On Sunday, July 26, cinephiles everywhere mourned the death of Olivia de Havilland, the 104-year-old stalwart and last surviving mega-star of Hollywood’s Golden Age. Perhaps made most immortal through her role as Melanie Hamilton in Gone with the Wind, de Havilland’s work in 49 feature films throughout her career took her on a journey from stylish starlet to respected powerhouse, eventually earning nominations for five Academy Awards and winning Best Actress twice for To Each His Own (1946) and The Heiress (1949), respectively. Before her death, she was the oldest-living Academy Award winner, trailing a lifetime of real-life romances and on-screen partnerships behind her (becoming especially well-known for her frequent casting alongside Erroll Flynn), a legacy of fighting for actors’ rights under the oft-restrictive reigns of studio heads, and remnants of a feud between her and her sister, fellow Oscar winner Joan Fontaine.

Photo courtesy 20th Century Fox.

A familiar storyline in the age of high glamour and studio contracts, one firsthand account of Hollywood competition came to us at inRegister in 2017, when writer Taris Savell traced the tumultuous history of the Baton Rouge-shot Hush…Hush, Sweet Charlotte and the fraught relationship between Bette Davis and Joan Crawford, a dispute which eventually led to de Havilland replacing the latter in the film’s final form.

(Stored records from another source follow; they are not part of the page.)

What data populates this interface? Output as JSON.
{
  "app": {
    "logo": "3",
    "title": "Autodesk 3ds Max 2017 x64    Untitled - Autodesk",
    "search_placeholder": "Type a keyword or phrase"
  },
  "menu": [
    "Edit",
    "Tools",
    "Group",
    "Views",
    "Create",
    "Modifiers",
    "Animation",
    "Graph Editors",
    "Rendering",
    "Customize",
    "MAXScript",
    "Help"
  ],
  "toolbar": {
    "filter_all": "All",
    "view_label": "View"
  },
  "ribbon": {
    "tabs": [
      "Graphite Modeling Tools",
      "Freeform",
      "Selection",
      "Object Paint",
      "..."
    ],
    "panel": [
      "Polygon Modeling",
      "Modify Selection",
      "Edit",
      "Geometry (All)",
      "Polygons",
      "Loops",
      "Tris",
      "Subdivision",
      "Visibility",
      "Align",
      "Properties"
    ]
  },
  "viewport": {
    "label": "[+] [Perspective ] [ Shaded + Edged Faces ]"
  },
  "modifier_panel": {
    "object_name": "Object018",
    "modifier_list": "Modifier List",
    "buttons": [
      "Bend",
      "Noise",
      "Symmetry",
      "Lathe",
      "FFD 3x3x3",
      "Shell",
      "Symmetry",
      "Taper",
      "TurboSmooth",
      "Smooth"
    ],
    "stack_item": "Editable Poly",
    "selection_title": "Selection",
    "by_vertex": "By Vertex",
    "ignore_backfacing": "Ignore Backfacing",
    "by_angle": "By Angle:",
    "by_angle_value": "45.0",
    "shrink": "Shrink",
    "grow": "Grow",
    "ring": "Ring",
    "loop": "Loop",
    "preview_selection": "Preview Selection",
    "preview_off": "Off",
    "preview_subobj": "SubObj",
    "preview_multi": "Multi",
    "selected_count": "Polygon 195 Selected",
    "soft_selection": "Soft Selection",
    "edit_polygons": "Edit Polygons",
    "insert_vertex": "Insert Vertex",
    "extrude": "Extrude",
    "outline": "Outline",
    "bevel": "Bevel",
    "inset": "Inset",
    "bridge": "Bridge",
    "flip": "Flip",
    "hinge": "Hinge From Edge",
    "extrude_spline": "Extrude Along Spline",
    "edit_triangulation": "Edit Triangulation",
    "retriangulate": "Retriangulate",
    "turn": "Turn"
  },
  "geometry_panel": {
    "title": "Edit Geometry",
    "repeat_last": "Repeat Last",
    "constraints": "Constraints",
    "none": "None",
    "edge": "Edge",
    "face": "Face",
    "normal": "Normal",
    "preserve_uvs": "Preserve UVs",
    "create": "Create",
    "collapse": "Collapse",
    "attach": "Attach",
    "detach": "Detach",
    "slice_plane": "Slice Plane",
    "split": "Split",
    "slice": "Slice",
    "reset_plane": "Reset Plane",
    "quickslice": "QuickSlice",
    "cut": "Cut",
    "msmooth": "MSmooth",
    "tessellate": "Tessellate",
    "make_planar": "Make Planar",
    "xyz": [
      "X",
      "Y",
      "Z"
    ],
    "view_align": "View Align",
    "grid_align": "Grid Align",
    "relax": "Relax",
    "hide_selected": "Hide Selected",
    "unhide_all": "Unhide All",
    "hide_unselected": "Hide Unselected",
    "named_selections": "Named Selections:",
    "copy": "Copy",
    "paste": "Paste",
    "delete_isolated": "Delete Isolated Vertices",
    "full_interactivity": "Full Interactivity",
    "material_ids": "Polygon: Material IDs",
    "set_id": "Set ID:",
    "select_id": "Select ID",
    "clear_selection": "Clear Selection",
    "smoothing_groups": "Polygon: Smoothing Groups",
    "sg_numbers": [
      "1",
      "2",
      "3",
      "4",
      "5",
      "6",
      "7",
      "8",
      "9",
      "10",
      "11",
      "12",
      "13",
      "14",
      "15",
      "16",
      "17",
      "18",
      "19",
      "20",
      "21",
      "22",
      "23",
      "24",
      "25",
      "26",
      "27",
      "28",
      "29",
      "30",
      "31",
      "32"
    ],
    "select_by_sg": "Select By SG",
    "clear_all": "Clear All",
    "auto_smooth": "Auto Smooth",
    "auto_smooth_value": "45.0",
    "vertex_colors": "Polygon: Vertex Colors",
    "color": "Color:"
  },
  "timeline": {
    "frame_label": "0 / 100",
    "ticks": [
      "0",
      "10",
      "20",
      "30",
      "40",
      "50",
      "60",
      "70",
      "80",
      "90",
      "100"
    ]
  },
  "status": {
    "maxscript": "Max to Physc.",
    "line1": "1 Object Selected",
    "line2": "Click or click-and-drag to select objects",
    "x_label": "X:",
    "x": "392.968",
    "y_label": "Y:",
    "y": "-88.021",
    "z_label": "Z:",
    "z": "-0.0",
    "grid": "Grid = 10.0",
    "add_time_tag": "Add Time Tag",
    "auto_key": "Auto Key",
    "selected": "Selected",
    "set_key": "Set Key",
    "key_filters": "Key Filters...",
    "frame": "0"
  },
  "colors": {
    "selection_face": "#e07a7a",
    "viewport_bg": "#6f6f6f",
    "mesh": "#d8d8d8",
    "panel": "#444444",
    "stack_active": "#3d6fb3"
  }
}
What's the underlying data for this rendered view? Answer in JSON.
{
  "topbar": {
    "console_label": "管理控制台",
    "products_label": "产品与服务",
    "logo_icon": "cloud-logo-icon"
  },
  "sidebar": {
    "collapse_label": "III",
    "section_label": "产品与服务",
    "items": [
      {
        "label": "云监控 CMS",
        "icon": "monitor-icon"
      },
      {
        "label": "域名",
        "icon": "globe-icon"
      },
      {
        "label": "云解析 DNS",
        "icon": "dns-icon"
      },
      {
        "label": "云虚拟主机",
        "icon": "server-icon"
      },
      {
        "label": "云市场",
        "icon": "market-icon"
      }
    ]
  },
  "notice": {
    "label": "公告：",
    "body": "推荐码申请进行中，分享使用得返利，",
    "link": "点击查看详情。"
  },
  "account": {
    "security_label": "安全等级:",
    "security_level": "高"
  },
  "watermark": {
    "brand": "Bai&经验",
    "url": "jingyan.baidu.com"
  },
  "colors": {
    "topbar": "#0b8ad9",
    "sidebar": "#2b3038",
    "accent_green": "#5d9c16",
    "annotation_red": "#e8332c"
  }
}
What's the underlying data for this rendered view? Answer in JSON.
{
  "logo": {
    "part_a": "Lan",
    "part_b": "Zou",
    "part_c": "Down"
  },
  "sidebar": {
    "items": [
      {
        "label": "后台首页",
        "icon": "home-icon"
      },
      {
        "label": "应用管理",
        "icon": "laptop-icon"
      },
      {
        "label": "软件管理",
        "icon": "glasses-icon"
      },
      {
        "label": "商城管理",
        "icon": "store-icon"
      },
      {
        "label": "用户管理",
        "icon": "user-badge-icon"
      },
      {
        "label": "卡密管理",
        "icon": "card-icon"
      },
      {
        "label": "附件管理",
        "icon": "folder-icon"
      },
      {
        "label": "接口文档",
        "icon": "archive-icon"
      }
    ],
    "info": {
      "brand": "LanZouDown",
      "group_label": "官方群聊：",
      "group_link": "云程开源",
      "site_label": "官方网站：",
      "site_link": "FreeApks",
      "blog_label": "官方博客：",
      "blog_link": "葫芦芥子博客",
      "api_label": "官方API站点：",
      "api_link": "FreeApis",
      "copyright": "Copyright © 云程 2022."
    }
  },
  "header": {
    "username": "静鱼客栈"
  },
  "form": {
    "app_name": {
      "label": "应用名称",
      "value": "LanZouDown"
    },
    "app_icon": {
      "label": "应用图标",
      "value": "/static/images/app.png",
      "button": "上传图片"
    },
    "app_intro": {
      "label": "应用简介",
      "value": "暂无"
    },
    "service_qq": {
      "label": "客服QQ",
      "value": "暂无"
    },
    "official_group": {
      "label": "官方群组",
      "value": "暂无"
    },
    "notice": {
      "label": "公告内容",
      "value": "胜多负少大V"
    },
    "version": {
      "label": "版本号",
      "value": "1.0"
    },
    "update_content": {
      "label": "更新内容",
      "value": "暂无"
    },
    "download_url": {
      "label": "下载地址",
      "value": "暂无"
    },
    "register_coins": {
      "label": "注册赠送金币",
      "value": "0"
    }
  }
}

So another great has left us. Here at inRegister, it got us thinking: who are some of our other favorite leading ladies once linked to the stories and sets of our state? Maybe Geraldine Page opposite Clint Eastwood in the original 1971 version of The Beguiled? Bette Davis in The Little Foxes (which merits another shooting location shoutout to Baton Rouge)? New Orleans-born Patricia Clarkson in the 2006 adaptation of Robert Penn Warren’s All the King’s Men? Or maybe it’s the witchy duo of Jessica Lange and Angela Bassett in the NOLA-set American Horror Story: Coven.